For years I’ve spoken about the immune system, inflammation, and the potential long-term consequences of repeated exposure to the spike protein. But recently I was asked a very specific question:
“Are you seeing more cases of myasthenia gravis post-pandemic?”
I didn’t have an answer.
Not because I didn’t have a sense of what might be happening—but because I had never looked directly at the data. So I went back through nearly ten years of hospital admission statistics to see if there was a signal. What I found was astonishing.

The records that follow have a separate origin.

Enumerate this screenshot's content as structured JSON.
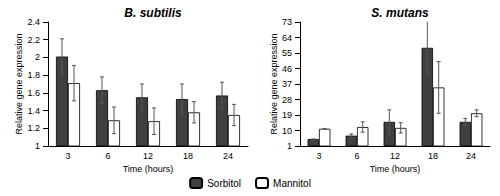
{
  "chart_data": [
    {
      "type": "bar",
      "title": "B. subtilis",
      "xlabel": "Time (hours)",
      "ylabel": "Relative gene expression",
      "categories": [
        "3",
        "6",
        "12",
        "18",
        "24"
      ],
      "series": [
        {
          "name": "Sorbitol",
          "color": "#404040",
          "values": [
            2.01,
            1.63,
            1.55,
            1.53,
            1.57
          ],
          "errors": [
            0.2,
            0.15,
            0.15,
            0.17,
            0.15
          ]
        },
        {
          "name": "Mannitol",
          "color": "#ffffff",
          "values": [
            1.71,
            1.29,
            1.28,
            1.38,
            1.35
          ],
          "errors": [
            0.2,
            0.15,
            0.15,
            0.12,
            0.12
          ]
        }
      ],
      "ylim": [
        1,
        2.4
      ],
      "yticks": [
        1,
        1.2,
        1.4,
        1.6,
        1.8,
        2,
        2.2,
        2.4
      ],
      "grid": false,
      "legend": "bottom"
    },
    {
      "type": "bar",
      "title": "S. mutans",
      "xlabel": "Time (hours)",
      "ylabel": "Relative gene expression",
      "categories": [
        "3",
        "6",
        "12",
        "18",
        "24"
      ],
      "series": [
        {
          "name": "Sorbitol",
          "color": "#404040",
          "values": [
            5,
            7,
            15,
            58,
            15
          ],
          "errors": [
            0,
            1,
            7,
            16,
            2
          ]
        },
        {
          "name": "Mannitol",
          "color": "#ffffff",
          "values": [
            11,
            12,
            11.5,
            35,
            20
          ],
          "errors": [
            0,
            3,
            3,
            15,
            2
          ]
        }
      ],
      "ylim": [
        1,
        73
      ],
      "yticks": [
        1,
        10,
        19,
        28,
        37,
        46,
        55,
        64,
        73
      ],
      "grid": false
    }
  ]
}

What Exactly Is Myasthenia Gravis?
Myasthenia gravis (MG) is a chronic autoimmune condition that causes muscle weakness. It often begins with the eye muscles—droopy eyelids, double vision—but can affect speech, swallowing, breathing, and any skeletal muscle. MG typically appears in women under 40 and men over 60, forming a classic bi-modal age distribution.
It is treatable but not curable. And importantly, it is a condition driven by autoantibodies—the immune system mistakenly attacking the neuromuscular junction.
Why Look at MG Now?
For the last several years, I’ve consistently explored the idea that the spike protein can trigger autoimmune responses, regardless of whether it comes from infection or vaccination. Autoimmunity rising after 2021 fits within that paradigm. So when someone asked me about MG, I realized this was a perfect test case.
I pulled the UK national data and began analyzing it year by year.
What the Data Shows
The first question I asked was simple:
Has anything changed since the pandemic?
The answer is an unequivocal yes.
Younger age groups (0–19) actually saw a decrease in MG admissions.
This aligns with what we know: younger individuals have a more resilient thymus, and if the thymus shrinks or is damaged—something we see after COVID infections—it can mimic the effect of a thymectomy, which is protective for young-onset MG.
But adults—especially older adults—show a dramatic rise.
The 60–79 age group saw an 82.9% increase in admissions compared to eight years earlier. This is not a small change. This is a seismic shift.
Even more striking: this rise happened despite the fact that a significant number of vulnerable older adults died during the pandemic. That means the increase is occurring within a smaller surviving population, making the rise even more significant.
Every adult group—from 20 to 79 years—showed a substantial increase. Children did not. That alone tells us something has changed.
How Does MG Fit Into the Bigger Immunological Picture?
To understand MG, you must understand the thymus—the “university” where T-cells learn self-tolerance. In MG, the thymus is often dysfunctional. In younger patients, removing it helps because it is overactive and producing autoreactive T-cells. In older adults, the thymus is already involuted, and removing it worsens immune balance.
Here’s the key point:
COVID infection is known to shrink the thymus dramatically.
Repeated infections and spike exposure may accelerate T-regulatory cell depletion.
Older adults already have reduced T-cell regulation due to age.
When you put these together, the result is predictable:
more autoimmunity—not just MG, but a rise in many autoimmune conditions.
This is exactly what the data reflects.
My Concern Going Forward
If the spike protein drives autoimmune responses (from any source), and if repeated exposures continue due to reinfections—often mild and unnoticed in those with high IgG4 levels—then the population-level burden of autoimmunity will continue to climb.
MG is simply one condition in that rising tide.
My perspective is simple:
We cannot prevent every exposure, but we must reduce systemic exposure to spike protein wherever possible.
Keeping spike out of the bloodstream is far more important than preventing every respiratory infection. Even simple practices like humming—to improve mucosal immunity in the upper airway—can help form part of that protective strategy.
Why This Matters
This isn’t just about MG.
It’s about understanding what is happening to immune regulation in the post-pandemic world.
If the thymus is shrinking, T-regulatory cells are depleted, and autoantibodies are rising across multiple conditions, we are facing a long-term immunological challenge that will shape healthcare for decades.
My goal is not to provoke fear, but awareness.
We must ask what has changed—and why.
Thank you for reading, and thank you for being part of this conversation.